Troisièmement, s’agissant des entreprises, je ne distingue pas vraiment un quelconque droit de suite aux frontières. Il est louable de s’imposer des règles extrêmement strictes, mais nous risquons de perdre des emplois et de faire fuir l’activité hors de notre territoire. En effet, il est à craindre que certains ne préfèrent développer leurs productions dans des pays qui ne seraient soumis à aucune règle, quitte, ensuite, à importer celles-ci chez nous.
La pollution étant planétaire, nous n’aurons rien gagné et nous aurons perdu de nombreuses activités.
Enfin, et c’est le quatrième point de ma démonstration, je voudrais qu’on cesse d’opposer les ménages et les entreprises.
M. Gérard Longuet. Eh oui !
M. Jean Arthuis, président de la commission des finances. Il s’agit là d’une convention de langage très commode, mais qui n’a aucune signification, qui nous égare et qui nous empêche d’engager une vraie réflexion sur la manière d’insuffler de la compétitivité à notre économie et de nous donner des chances réelles de recréer des emplois et de provoquer la croissance.
M. le président. La parole est à Mme la ministre.
Mme Christine Lagarde, ministre. Au terme de ces débats, le Sénat s’apprête à se prononcer sur cette contribution carbone. Je tiens à souligner l’importance que représente ce changement d’assiette, puisque, au lieu d’utiliser, pour son calcul, les éléments traditionnels que sont notamment le travail, l’investissement ou le patrimoine, nous nous fondons sur la pollution.
Cette contribution correspond également à un engagement du Président de la République, qui, pendant la campagne électorale de 2007, avait signé le Pacte écologique présenté par Nicolas Hulot à l’ensemble des candidats. Sans doute quelques-uns ou quelques-unes de ces candidats, s’ils avaient été élus, auraient renié leur parole.

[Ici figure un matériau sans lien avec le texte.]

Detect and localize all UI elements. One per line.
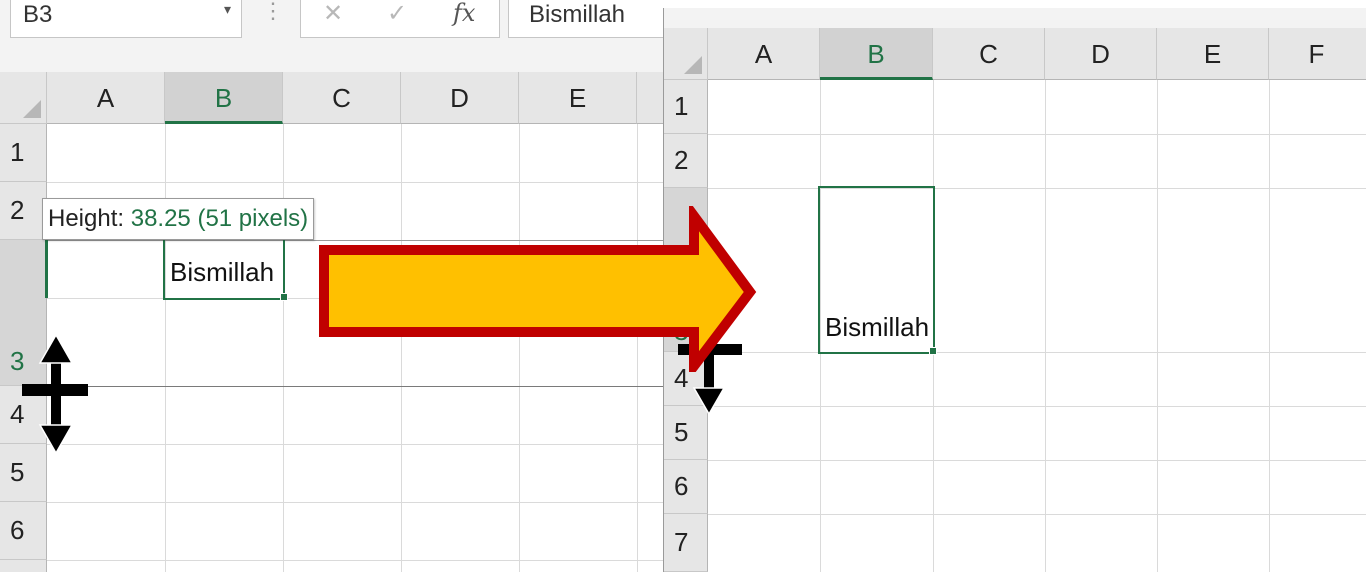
select-all-corner[interactable] (664, 28, 708, 80)
gridline (708, 188, 1366, 189)
row-height-tooltip: Height: 38.25 (51 pixels) (42, 198, 315, 240)
tooltip-label: Height: (48, 205, 125, 232)
tooltip-value: 38.25 (51 pixels) (130, 205, 309, 232)
enter-icon[interactable]: ✓ (387, 0, 407, 28)
gridline (708, 352, 1366, 353)
formula-input[interactable]: Bismillah (508, 0, 665, 38)
right-arrow-icon (319, 206, 757, 372)
row-header-2[interactable]: 2 (0, 182, 47, 240)
gridline (708, 406, 1366, 407)
row-header-6[interactable]: 6 (664, 460, 708, 514)
column-header-c[interactable]: C (933, 28, 1045, 80)
row-header-1[interactable]: 1 (0, 124, 47, 182)
column-header-c[interactable]: C (283, 72, 401, 124)
column-header-e[interactable]: E (1157, 28, 1269, 80)
column-header-d[interactable]: D (1045, 28, 1157, 80)
gridline (47, 560, 665, 561)
gridline (1157, 80, 1158, 572)
row-header-7[interactable] (0, 560, 47, 572)
gridline (165, 124, 166, 572)
gridline (1045, 80, 1046, 572)
column-header-e[interactable]: E (519, 72, 637, 124)
fill-handle[interactable] (280, 293, 288, 301)
column-header-b[interactable]: B (165, 72, 283, 124)
right-excel-window: A B C D E F 1 2 3 4 5 6 7 Bismillah (663, 8, 1366, 572)
fill-handle[interactable] (929, 347, 937, 355)
gridline (283, 124, 284, 572)
select-all-corner[interactable] (0, 72, 47, 124)
row-resize-cursor-icon (22, 335, 88, 455)
column-header-a[interactable]: A (708, 28, 820, 80)
right-cell-grid[interactable] (708, 80, 1366, 572)
formula-bar-grip-icon: ⋮ (262, 0, 284, 23)
cell-b3-text: Bismillah (825, 312, 930, 342)
insert-function-icon[interactable]: fx (453, 0, 475, 27)
column-header-d[interactable]: D (401, 72, 519, 124)
column-header-a[interactable]: A (47, 72, 165, 124)
resize-guide-line (47, 386, 665, 387)
cell-b3-text: Bismillah (170, 257, 275, 287)
top-strip (664, 8, 1366, 28)
chevron-down-icon[interactable]: ▾ (224, 1, 231, 18)
row-header-2[interactable]: 2 (664, 134, 708, 188)
column-header-f[interactable]: F (1269, 28, 1366, 80)
gridline (708, 134, 1366, 135)
formula-buttons: ✕ ✓ fx (300, 0, 500, 38)
selection-edge (45, 240, 48, 298)
row-header-1[interactable]: 1 (664, 80, 708, 134)
column-header-partial[interactable] (637, 72, 665, 124)
gridline (708, 460, 1366, 461)
gridline (708, 514, 1366, 515)
gridline (47, 182, 665, 183)
row-header-6[interactable]: 6 (0, 502, 47, 560)
name-box-value: B3 (23, 1, 53, 28)
row-header-7[interactable]: 7 (664, 514, 708, 572)
gridline (47, 444, 665, 445)
gridline (1269, 80, 1270, 572)
cancel-icon[interactable]: ✕ (323, 0, 343, 28)
gridline (47, 502, 665, 503)
column-header-b[interactable]: B (820, 28, 933, 80)
name-box[interactable]: B3 ▾ (10, 0, 242, 38)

Voter cet article 5 qui crée la contribution carbone, c’est manifester sa volonté d’inscrire dans la durée cette modification des comportements et la réduction des émissions de gaz à effet de serre, que nous appelons tous de nos vœux. Pour cette raison, il est prévu que cette contribution atteigne, en 2030, 100 euros.
Moi aussi, monsieur le président de la commission, je regrette que nous ayons émaillé ce texte d’un certain nombre d’accrocs ou de petits trous de dentelle.